— Да! — уверенно крикнул Матвей.
— Это честь для нас. — добавил Марченко.
Люди засвистели от радости и громко хлопали в ладоши. Элина, стоявшая недалеко от Старшего уже не скрывала улыбки.
Она прекрасно выглядела. В тот вечер ей хотелось выглядеть потрясающе для своего мужчины. Длинное узкое платье, подчёркивающее грудь и бёдра, аккуратные туфельки на небольшом каблучке и сиреневый платок, который дала её мама. Образ девушки получился домашним, но очень изысканным, и Матвей, конечно, это оценил.
— Тогда, — продолжил Старший, — я прошу подойти старожил. Тех, кто составляет Совет. Тех, кто видел, как совершалась история. Владилен. Иван. Роза. Игнат. Подойдите и вы, и скажите мне, как старожилы: готовы ли вы принять этих двоих к нам?
Первой вышла дама, лет пятидесяти с хвостиком. Красная косынка скрывала её длинные седые пряди, она держала подол юбки, чтобы не запачкать его.

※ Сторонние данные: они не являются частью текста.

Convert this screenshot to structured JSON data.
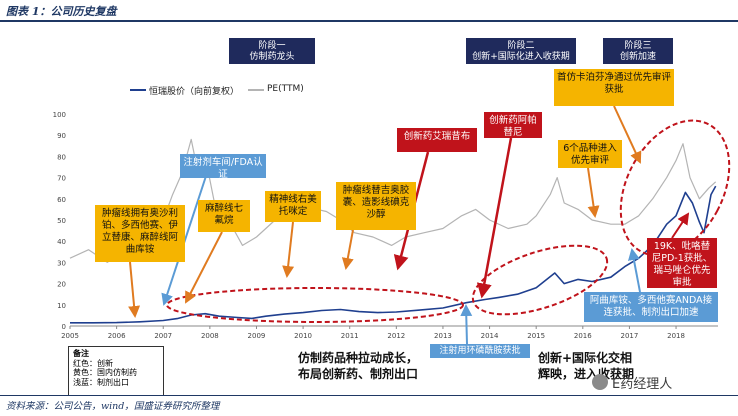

— Я Роза. Старожила Просветления. Я видела их, но не говорила с ними. Слова в моём видении — пустота. Важны действия. И действиями своими они доказали, что достойны. Я говорю: любо.
Следом за ней вышел лысый мужчина, немногим старше Розы. Душка его толстых очков была приклеена синей изолентой, а потёртые брюки и пиджак поверх шерстяной жилетки придавали профессорский вид.
— Я Владилен. Я им… м… мел честь пог… г… говорить с одним из б…б…братьев. Мне б…б…лизки по духу их цен… н… ности. Я в…в…верю, что они смогут вп… п… писаться в наш б…б…быт. Я г…г…говорю: л…л…любо.
— Я против! — послышался скрипучий голос. Из толпы вышел худощавый мужчина в спортивной куртке и рабочих брюках. Его седая голова казалась просто огромной из-за взъерошенных волос, — Нечего им тут делать! Вы чем вообще думаете?! А?! У нас итак ртов не прокормить. Танька, вон опять беременная ходит. Мы еле-еле выживаем. Пусть катятся куда хотят. Не было им суждено с нами идти. А то, что посидели в клетке… Доказали… По мне — мало посидели.
— Ты, Игнат, всегда говоришь, что думаешь, — сказал Старший, — но что сейчас демагогию разводить? Твоё решение?
— Нелюбо мне! Нелюбо! — отрезал Игнат.
— Что скажет Иван? Ты, товарищ мой, меня знаешь всю жизнь. Всегда отличался прагматичностью. Говори сейчас.
— Старче, — начал невысокого роста мужчина с низким голосом, — я тебя уважаю. Как и каждого в Просветлении. Помню я разное. Давайте, товарищи, обратимся к истории? Декаду назад привели мы Мишку-разбойника. Разбойником-то напомнить почему прозвали? Он заверял нас, что готов следовать по пути. Готов жить с нами по нашим канонам, помогать, оберегать, а сам что? Хотел сместить Старшего! Покушался на самое дорогое — жизнь! А три года назад? Напомнить вам о Ромке? Тоже всё хорошо начиналось. Приютили, едой делились, выходили. А он обрюхатил Линку, да вспоминай как звали. Дурак, вместо того, чтобы откуда пришёл пойти, отправился к Москве, да и не стало его, поди. Нас очень мало, товарищи. И мне хочется верить, что братья будут служить Просветлению верой и правдой. Но вы, товарищи, знаете меня. Чуйка у меня работает как часы. Всегда её я слушаю. И вам советую. Не имею я ничего личного против вас, ребята, но чуйка мне подсказывает, что пострадаем мы, если вы здесь останетесь. Я говорю: нелюбо.